# Topic Modelling for news articles

## Overview

The aim of this project is to categorise news headline into various unique topics. The data is taken from https://www.kaggle.com/aaron7sun/stocknews. Topic modelling provides us with methods to organize, understand and summarize large collections of textual information.
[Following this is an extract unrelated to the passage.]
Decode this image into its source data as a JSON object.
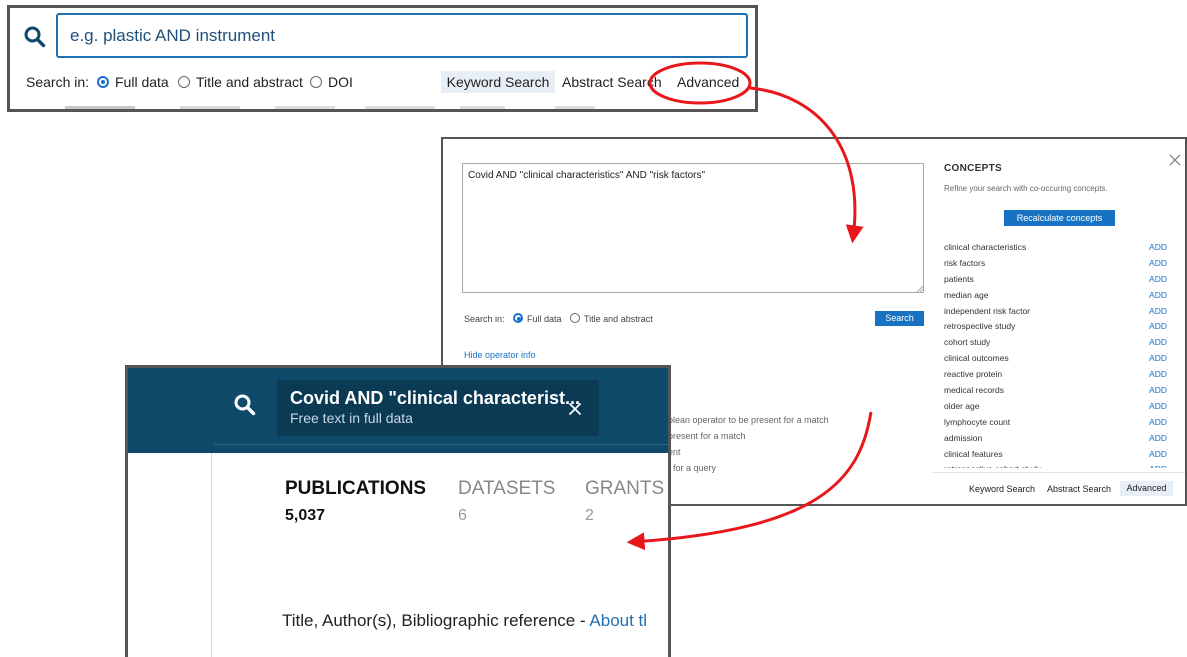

From there, we will be able to reduce the scope of large dataset and be able to dive in to our field of study.

### Steps:
    1. Data cleaning and processing
    2. Creating document term matrix
    3. Applying Non-Negative matrix factorisation
    4. Retrieving top 15 words for each topic
    5. Determining appropriate number of topics
    6. Attaching discovered topic labels to original articles
    7. Interpreting the topics based on keywords

In [173]:
import pandas as pd
import numpy as np

In [174]:
data = pd.read_csv("news.csv")

In [175]:
len(data)

73608

In [176]:
data.head()

Unnamed: 0,Date,News
0,2016-07-01,A 117-year-old woman in Mexico City finally re...
1,2016-07-01,IMF chief backs Athens as permanent Olympic host
2,2016-07-01,"The president of France says if Brexit won, so..."
3,2016-07-01,British Man Who Must Give Police 24 Hours' Not...
4,2016-07-01,100+ Nobel laureates urge Greenpeace to stop o...


In [177]:
# check if all news content is str type
count = 0

for i,date,news in data.itertuples():  
    if type(news) != str:
        count += 1

print(count)

0


In [178]:
# Lemmatize words, which transform words to its most basic form, such as ‘running’ and ‘ran’ to ‘run’ so that they are recognized as the same word
from nltk.stem import WordNetLemmatizer
import string

# Function to remove punctuation
def remove_punc(text):
    no_punc = ''.join([w for w in text if w not in string.punctuation])
    return no_punc

lem = WordNetLemmatizer()
def word_lemmatizer(text):
    lemmas = [lem.lemmatize(w) for w in text]
    return lemmas

data['News'] = data['News'].apply(lambda x:remove_punc(x))
data['News'] = data['News'].str.split(' ')
data['News'] = data['News'].apply(lambda x: word_lemmatizer(x))
data['News'] = data['News'].str.join(' ')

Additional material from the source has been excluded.